Wetlands act as nurseries for fish, shellfish, and provide homes for wildlife

* Most fish and waterfowl species are born in wetlands. The U.S. Fish and Wildlife Service estimates that up to 43% of the threatened and endangered species need wetlands for their survival. For many other animals, such as the wood duck, alligator, and heron, wetlands are primary habitats. For others, (more than half of the nation's migratory birds), wetlands provide important seasonal habitats where food, water, and cover are plentiful (Academy of Natural Sciences).

* Fishing is big business in this country. The destruction of wetlands threatens the viability of the $45 billion commercial fishing industry. The National Marine Fisheries Service scientists estimate that nearly 70% of the annual commercial fish catch depends upon inshore-wetland habitats.

* Nowhere in the nation is the link between wetland habitat and fish production more obvious than in the Gulf of Mexico, where National Marine Fisheries Service scientists estimate that 98% of the harvest comes from inshore, wetlands-dependent fish and shellfish. Gulf shrimp head the list of the region's wetland dependent species according to the EPA.

* Nearly one out of every three shellfish beds were closed or restricted during 1994 (EPA, 1996) due to pollution and habitat destruction.

Wetlands create recreational opportunities for wildlife watching, fishing, canoeing, and hunting

* Wetlands are nature's efficient pollution fighters, helping keep our waters clean. Because of their position between water and land, wetlands provide a buffer zone that intercepts polluted runoff before it contaminates lakes, rivers, and coastal waters.

* Poor water quality threatens the $380 billion recreational/tourism industry, whose most popular destinations are beaches, lakes, and rivers (EPA, 1996). In 1995, coastal and Great Lakes beaches were closed or had advisories posted warning against swimming on more than 3,522 occasions (NRDC, 1996). [Wetlands for Clean Water, 3].

* Wetlands are critically important to maintaining healthy fisheries. Fishing has always been a favorite outdoor recreational pastime for Americans.
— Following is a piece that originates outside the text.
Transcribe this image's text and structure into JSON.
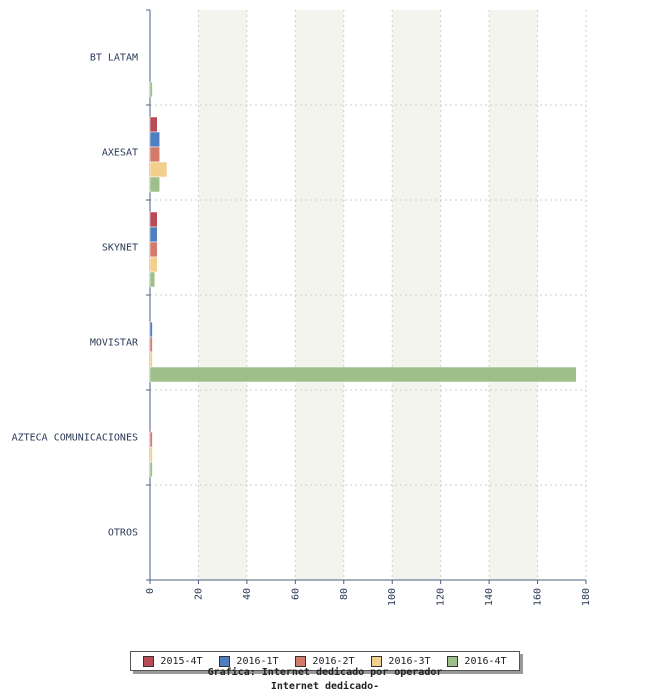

Over 49 million Americans spend $24 billion a year on sportfishing, for striped bass, flounder, trout and other species.

* Wetlands provide opportunities for popular activities such as hiking, fishing, and boating. For example, an estimated 50 million people spend approximately $10 billion each year observing and photographing wetlands-dependent birds (EPA, 1995).
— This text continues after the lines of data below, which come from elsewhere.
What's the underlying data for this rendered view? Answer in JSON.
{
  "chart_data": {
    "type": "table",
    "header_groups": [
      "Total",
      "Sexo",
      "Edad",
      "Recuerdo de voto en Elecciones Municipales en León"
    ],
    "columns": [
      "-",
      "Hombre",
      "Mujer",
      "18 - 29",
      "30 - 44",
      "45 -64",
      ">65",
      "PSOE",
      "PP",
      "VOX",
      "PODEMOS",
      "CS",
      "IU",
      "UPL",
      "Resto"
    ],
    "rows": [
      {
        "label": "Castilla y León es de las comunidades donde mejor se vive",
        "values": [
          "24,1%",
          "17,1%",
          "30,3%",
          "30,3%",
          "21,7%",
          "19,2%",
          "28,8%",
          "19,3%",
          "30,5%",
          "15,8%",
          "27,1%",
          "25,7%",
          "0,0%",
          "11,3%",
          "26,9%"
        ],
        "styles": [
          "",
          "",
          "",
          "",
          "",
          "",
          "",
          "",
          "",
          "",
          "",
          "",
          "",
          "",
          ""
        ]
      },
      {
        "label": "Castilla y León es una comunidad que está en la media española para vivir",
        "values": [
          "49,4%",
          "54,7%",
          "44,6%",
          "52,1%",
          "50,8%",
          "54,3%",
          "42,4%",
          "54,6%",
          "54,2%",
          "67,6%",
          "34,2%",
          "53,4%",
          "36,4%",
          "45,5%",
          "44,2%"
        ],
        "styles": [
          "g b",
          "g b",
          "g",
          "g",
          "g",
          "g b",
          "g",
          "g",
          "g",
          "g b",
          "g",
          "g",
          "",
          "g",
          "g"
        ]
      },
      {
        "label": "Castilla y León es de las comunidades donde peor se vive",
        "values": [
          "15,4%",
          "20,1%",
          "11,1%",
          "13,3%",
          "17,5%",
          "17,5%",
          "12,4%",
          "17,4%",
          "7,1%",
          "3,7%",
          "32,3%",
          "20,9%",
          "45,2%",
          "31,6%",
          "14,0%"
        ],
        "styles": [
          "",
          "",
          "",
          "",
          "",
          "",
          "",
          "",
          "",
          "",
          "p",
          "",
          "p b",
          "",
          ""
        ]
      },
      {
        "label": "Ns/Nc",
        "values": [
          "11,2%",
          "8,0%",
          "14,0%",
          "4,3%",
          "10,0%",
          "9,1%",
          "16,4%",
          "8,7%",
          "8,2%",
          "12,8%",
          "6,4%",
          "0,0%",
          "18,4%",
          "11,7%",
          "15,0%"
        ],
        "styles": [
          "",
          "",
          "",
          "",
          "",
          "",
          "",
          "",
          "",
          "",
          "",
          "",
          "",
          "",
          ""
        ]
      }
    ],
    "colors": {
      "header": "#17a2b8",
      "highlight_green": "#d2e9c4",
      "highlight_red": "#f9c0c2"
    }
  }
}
* Ducks and other birds that depend on clean water and wetlands also generate economic activity for the recreation and tourism industry. Roughly 3 million waterfowl hunters spend over $600 million annually in pursuit of wetlands-dependent birds (EPA, 1995).
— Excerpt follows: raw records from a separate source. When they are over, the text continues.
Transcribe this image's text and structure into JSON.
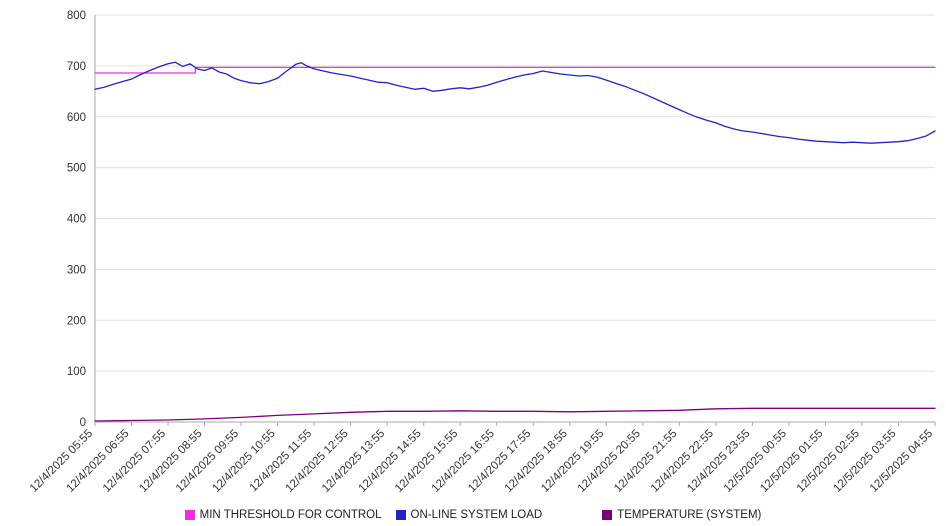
{
  "chart_data": {
    "type": "line",
    "title": "",
    "grid": true,
    "legend_position": "bottom",
    "x_axis": {
      "range": [
        0,
        23
      ],
      "tick_labels": [
        "12/4/2025 05:55",
        "12/4/2025 06:55",
        "12/4/2025 07:55",
        "12/4/2025 08:55",
        "12/4/2025 09:55",
        "12/4/2025 10:55",
        "12/4/2025 11:55",
        "12/4/2025 12:55",
        "12/4/2025 13:55",
        "12/4/2025 14:55",
        "12/4/2025 15:55",
        "12/4/2025 16:55",
        "12/4/2025 17:55",
        "12/4/2025 18:55",
        "12/4/2025 19:55",
        "12/4/2025 20:55",
        "12/4/2025 21:55",
        "12/4/2025 22:55",
        "12/4/2025 23:55",
        "12/5/2025 00:55",
        "12/5/2025 01:55",
        "12/5/2025 02:55",
        "12/5/2025 03:55",
        "12/5/2025 04:55"
      ]
    },
    "y_axis": {
      "min": 0,
      "max": 800,
      "tick_step": 100,
      "ticks": [
        0,
        100,
        200,
        300,
        400,
        500,
        600,
        700,
        800
      ]
    },
    "series": [
      {
        "name": "MIN THRESHOLD FOR CONTROL",
        "color": "#ee2fe0",
        "points": [
          [
            0,
            686
          ],
          [
            2.75,
            686
          ],
          [
            2.75,
            697
          ],
          [
            23,
            697
          ]
        ]
      },
      {
        "name": "ON-LINE SYSTEM LOAD",
        "color": "#2323c8",
        "points": [
          [
            0,
            654
          ],
          [
            0.25,
            658
          ],
          [
            0.5,
            664
          ],
          [
            0.75,
            669
          ],
          [
            1,
            674
          ],
          [
            1.25,
            683
          ],
          [
            1.5,
            691
          ],
          [
            1.75,
            698
          ],
          [
            2,
            704
          ],
          [
            2.2,
            707
          ],
          [
            2.4,
            699
          ],
          [
            2.6,
            704
          ],
          [
            2.8,
            694
          ],
          [
            3,
            691
          ],
          [
            3.2,
            696
          ],
          [
            3.4,
            688
          ],
          [
            3.6,
            684
          ],
          [
            3.8,
            676
          ],
          [
            4,
            671
          ],
          [
            4.25,
            667
          ],
          [
            4.5,
            665
          ],
          [
            4.75,
            669
          ],
          [
            5,
            676
          ],
          [
            5.25,
            690
          ],
          [
            5.5,
            703
          ],
          [
            5.65,
            706
          ],
          [
            5.8,
            700
          ],
          [
            6,
            694
          ],
          [
            6.25,
            690
          ],
          [
            6.5,
            686
          ],
          [
            6.75,
            683
          ],
          [
            7,
            680
          ],
          [
            7.25,
            676
          ],
          [
            7.5,
            672
          ],
          [
            7.75,
            668
          ],
          [
            8,
            667
          ],
          [
            8.25,
            662
          ],
          [
            8.5,
            658
          ],
          [
            8.75,
            654
          ],
          [
            9,
            656
          ],
          [
            9.25,
            650
          ],
          [
            9.5,
            652
          ],
          [
            9.75,
            655
          ],
          [
            10,
            657
          ],
          [
            10.25,
            655
          ],
          [
            10.5,
            658
          ],
          [
            10.75,
            662
          ],
          [
            11,
            668
          ],
          [
            11.25,
            673
          ],
          [
            11.5,
            678
          ],
          [
            11.75,
            682
          ],
          [
            12,
            685
          ],
          [
            12.25,
            690
          ],
          [
            12.5,
            687
          ],
          [
            12.75,
            684
          ],
          [
            13,
            682
          ],
          [
            13.25,
            680
          ],
          [
            13.5,
            681
          ],
          [
            13.75,
            678
          ],
          [
            14,
            672
          ],
          [
            14.25,
            666
          ],
          [
            14.5,
            660
          ],
          [
            14.75,
            653
          ],
          [
            15,
            646
          ],
          [
            15.25,
            638
          ],
          [
            15.5,
            630
          ],
          [
            15.75,
            622
          ],
          [
            16,
            614
          ],
          [
            16.25,
            606
          ],
          [
            16.5,
            599
          ],
          [
            16.75,
            593
          ],
          [
            17,
            588
          ],
          [
            17.25,
            581
          ],
          [
            17.5,
            576
          ],
          [
            17.75,
            572
          ],
          [
            18,
            570
          ],
          [
            18.25,
            567
          ],
          [
            18.5,
            564
          ],
          [
            18.75,
            561
          ],
          [
            19,
            559
          ],
          [
            19.25,
            556
          ],
          [
            19.5,
            554
          ],
          [
            19.75,
            552
          ],
          [
            20,
            551
          ],
          [
            20.25,
            550
          ],
          [
            20.5,
            549
          ],
          [
            20.75,
            550
          ],
          [
            21,
            549
          ],
          [
            21.25,
            548
          ],
          [
            21.5,
            549
          ],
          [
            21.75,
            550
          ],
          [
            22,
            551
          ],
          [
            22.25,
            553
          ],
          [
            22.5,
            557
          ],
          [
            22.75,
            562
          ],
          [
            23,
            572
          ]
        ]
      },
      {
        "name": "TEMPERATURE (SYSTEM)",
        "color": "#7c007c",
        "points": [
          [
            0,
            2
          ],
          [
            1,
            3
          ],
          [
            2,
            4
          ],
          [
            3,
            6
          ],
          [
            4,
            9
          ],
          [
            5,
            13
          ],
          [
            6,
            16
          ],
          [
            7,
            19
          ],
          [
            8,
            21
          ],
          [
            9,
            21
          ],
          [
            10,
            22
          ],
          [
            11,
            21
          ],
          [
            12,
            21
          ],
          [
            13,
            20
          ],
          [
            14,
            21
          ],
          [
            15,
            22
          ],
          [
            16,
            23
          ],
          [
            17,
            26
          ],
          [
            18,
            27
          ],
          [
            19,
            27
          ],
          [
            20,
            27
          ],
          [
            21,
            27
          ],
          [
            22,
            27
          ],
          [
            23,
            27
          ]
        ]
      }
    ]
  }
}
Currently, Congress offers limited protection for wetlands under the Clean Water Act. However, a 1997 survey by the U.S. Fish and Wildlife Service reports that roughly 120,000 acres of wetlands are being destroyed annually. Thus, it is clear that Congress must strengthen clean water and wetlands protection programs in order to preserve and protect our valuable remaining wetlands.